Vesayet Savaşları, adından da anlayabileceğiniz üzere, Cumhuriyet üzerinde kendi egemenliğini oluşturmak, vesayet kurmak isteyen güçler arasındaki rekabetin özeti.
"Askeri Vesayet" velev ki var(dı)... Hadi diyelim bu "suçlama"da bulunanlar haklı... Velev ki iktidar her ne yaptıysa memleketi "askeri vesayet"ten kurtarmak için yaptı... İşte bu noktada es geçilen kritik bir sorgulamaya yer veriyor Yavuz kitabında:
"Askeri vesayetin kaldırılmasının yol açtığı sonuçlar!"
Mesela, hendeğe düşürüldüğümüz "Açılım süreci"...
Mesela, bataklığa gömüldüğümüz "Suriye politikası"...
Mesela, "FETÖ"nün darbeye girişecek denli palazlanabilmesi...
Özetle dediği şu:
"Askeri vesayetin varlığının demokratik gelişmeyi engellediği varsayımı genel bir kabul görse de, yokluğunun da kimi antidemokratik gelişmelerin önünü açtığı ve ülkeye pahalıya mal olduğu bir olgu olarak karşımıza çıkmış durumda!"

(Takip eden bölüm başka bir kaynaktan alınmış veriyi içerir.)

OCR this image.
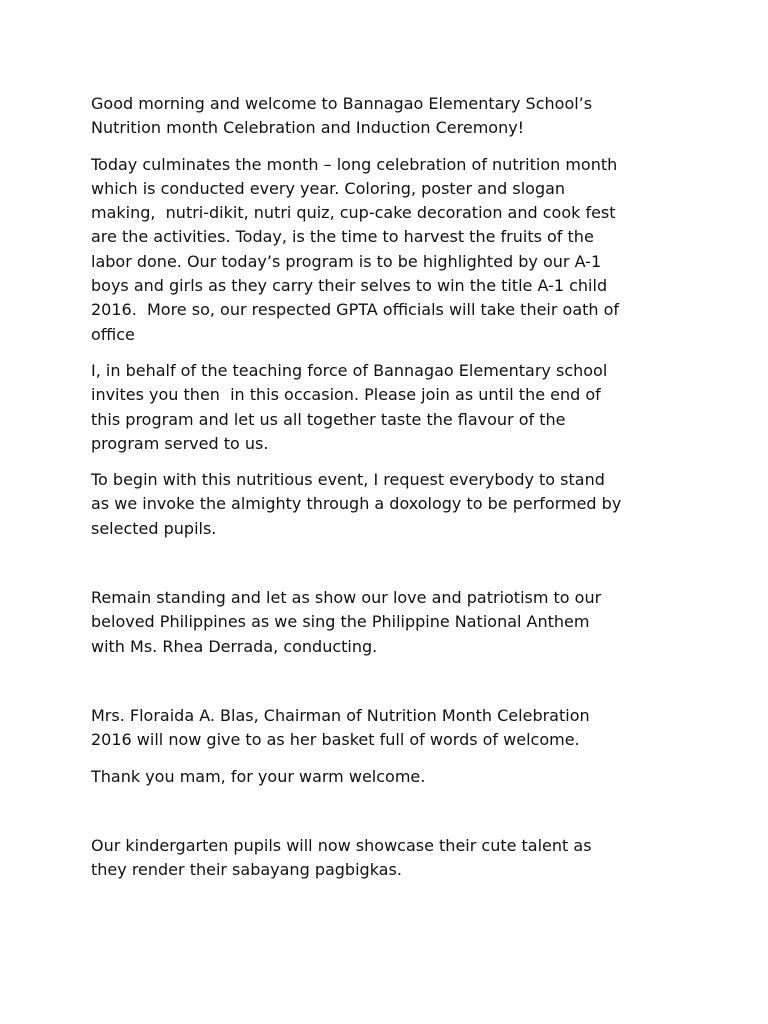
Good morning and welcome to Bannagao Elementary School’s
Nutrition month Celebration and Induction Ceremony!

Today culminates the month – long celebration of nutrition month
which is conducted every year. Coloring, poster and slogan
making,  nutri-dikit, nutri quiz, cup-cake decoration and cook fest
are the activities. Today, is the time to harvest the fruits of the
labor done. Our today’s program is to be highlighted by our A-1
boys and girls as they carry their selves to win the title A-1 child
2016.  More so, our respected GPTA officials will take their oath of
office

I, in behalf of the teaching force of Bannagao Elementary school
invites you then  in this occasion. Please join as until the end of
this program and let us all together taste the flavour of the
program served to us.

To begin with this nutritious event, I request everybody to stand
as we invoke the almighty through a doxology to be performed by
selected pupils.

Remain standing and let as show our love and patriotism to our
beloved Philippines as we sing the Philippine National Anthem
with Ms. Rhea Derrada, conducting.

Mrs. Floraida A. Blas, Chairman of Nutrition Month Celebration
2016 will now give to as her basket full of words of welcome.

Thank you mam, for your warm welcome.

Our kindergarten pupils will now showcase their cute talent as
they render their sabayang pagbigkas.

Ülkeye pahalıya mal oldu diyor ama "fatura" çıkarmak için erken olduğunu düşünüyor. Tezine göre, "Yeni vesayetin niteliği, Anayasa değişikliklerinin tümüyle yürürlüğe girmesinden sonra netleşecek. Üstelik inşa edilmekte olan hiç de yarım yamalak bir askeri vesayete benzemeyecek ve toplum yeni vesayeti iliklerine kadar hukuksuzluk olarak hissedecek..."
Çalakalem değil her kelimesi "nereye varabileceği" düşünülerek yazılmış, başta "15 Temmuz"a dar da olsa bir kesimin "bilgisi dahilinde" yol verilip/verilmediği meselesi olmak üzere birçok konuda çarpıcı iddiaları olan, besleyici, en önemlisi eleştirisi de, özeleştirisi de olan "adil" bir kitap; gönül rahatlığıyla tavsiye ederim.